L’appelant soutient encore que cette attestation ne peut être prise en compte dans la mesure où elle ne respecte pas les dispositions de l’article 202 du code de procédure civile.
L’article 202 du code de procédure civile dispose que l’attestation indique notamment qu’elle est établie en vue de sa production en justice.
Or, le document établi par M. [C] a été rédigé le jour des faits reprochés à M. [E], soit le 18 décembre 2018, en vue de sa communication à l’employeur et non à un tribunal, de sorte qu’elle n’était pas destinée, lors de sa rédaction, à une production en justice, et n’avait pas en conséquence à respecter les dispositions de l’article 202 du code de procédure civile.
En toute hypothèse, les dispositions de cet article ne sont pas prescrites à peine de nullité.
Les éléments ainsi produits démontrent à suffisance la faute reprochée au salarié.
Il s’agit bien d’une faute grave empêchant la poursuite du contrat de travail, s’agissant d’un manquement professionnel délibéré empêchant l’accomplissement par un agent de sécurité de sa mission contractuelle d’assurer la sécurité des biens et des personnes.

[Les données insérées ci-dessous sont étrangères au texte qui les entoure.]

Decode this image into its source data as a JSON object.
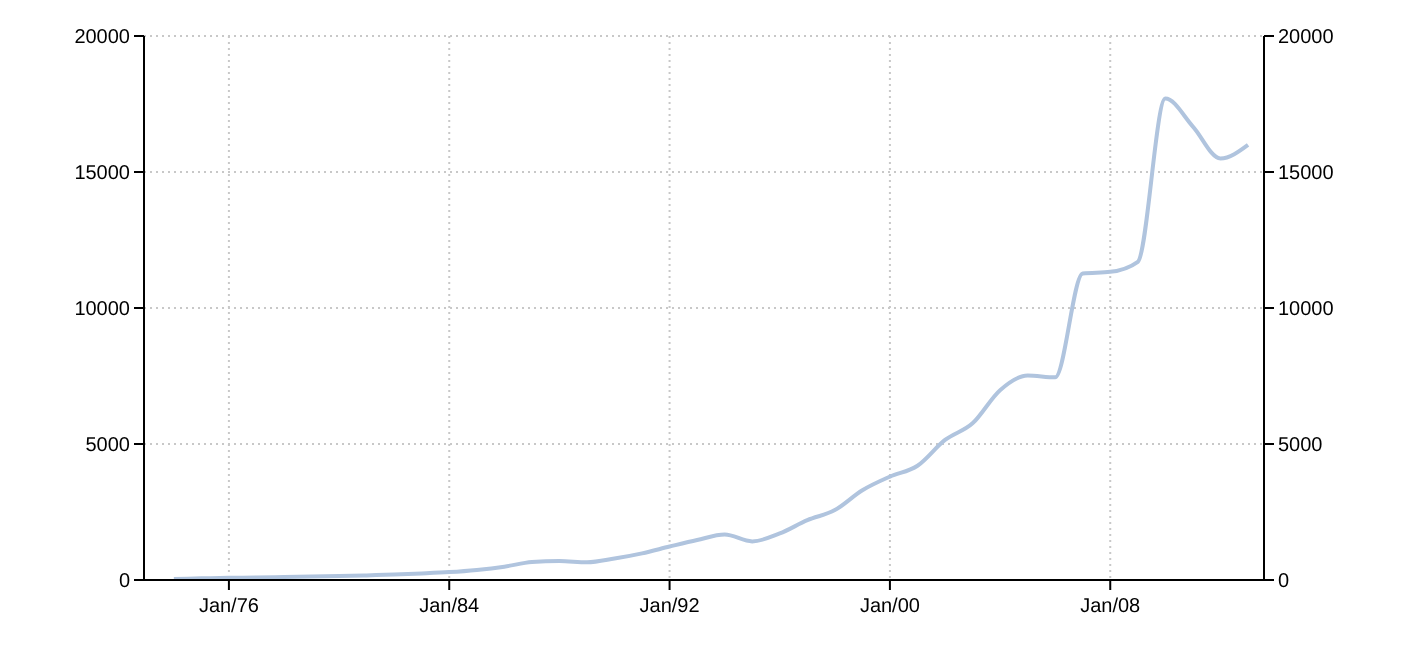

En effet, compte tenu de la mission de sûreté confiée à M. [E] afin de sauvegarder les biens et les personnes du magasin Auchan à laquelle il a contrevenu en s’endormant pendant ses heures de travail, il a commis une faute professionnelle dont la gravité justifiait la rupture immédiate du contrat de travail.
Les faits caractérisent une violation élémentaire de son travail d’agent de sécurité, et ce d’autant plus que le salarié avait déjà fait l’objet d’une mise à pied disciplinaire pour des faits de même nature le 10 novembre 2016.
Le jugement déféré est donc infirmé en ce qu’il a requalifié le licenciement pour faute grave en licenciement pour cause réelle et sérieuse, et statuant à nouveau de ce chef, la cour dit que le licenciement de M. [E] est justifié par une faute grave, les demandes financières présentées par le salarié étant rejetées.
Sur les demandes accessoires
L’équité commande de faire application des dispositions de l’article 700 du code de procédure civile au profit de l’intimée.
Les dépens d’appel et de première instance seront laissés à la charge de M. [H] [E].
PAR CES MOTIFS
LA COUR,
Par arrêt contradictoire, rendu publiquement en dernier ressort,
Réforme le jugement rendu le 28 septembre 2021 par le conseil de prud’hommes d’Avignon en toutes ses dispositions,
Et statuant à nouveau,
Dit le licenciement de M. [H] [E] par la SAS Answer sécurité fondé sur une faute grave,
Déboute M. [H] [E] de toutes ses demandes,
Rappelle en tant que de besoin que le présent arrêt infirmatif tient lieu de titre afin d’obtenir le remboursement des sommes versées en vertu de la décision de première instance assortie de l’exécution provisoire,
Condamne M. [H] [E] à payer à la SAS Answer sécurité la somme de 1000,00 euros par application des dispositions de l’article 700 du code de procédure civile,
Condamne M. [H] [E] aux dépens de première instance et d’appel.
Arrêt signé par le président et par la greffier.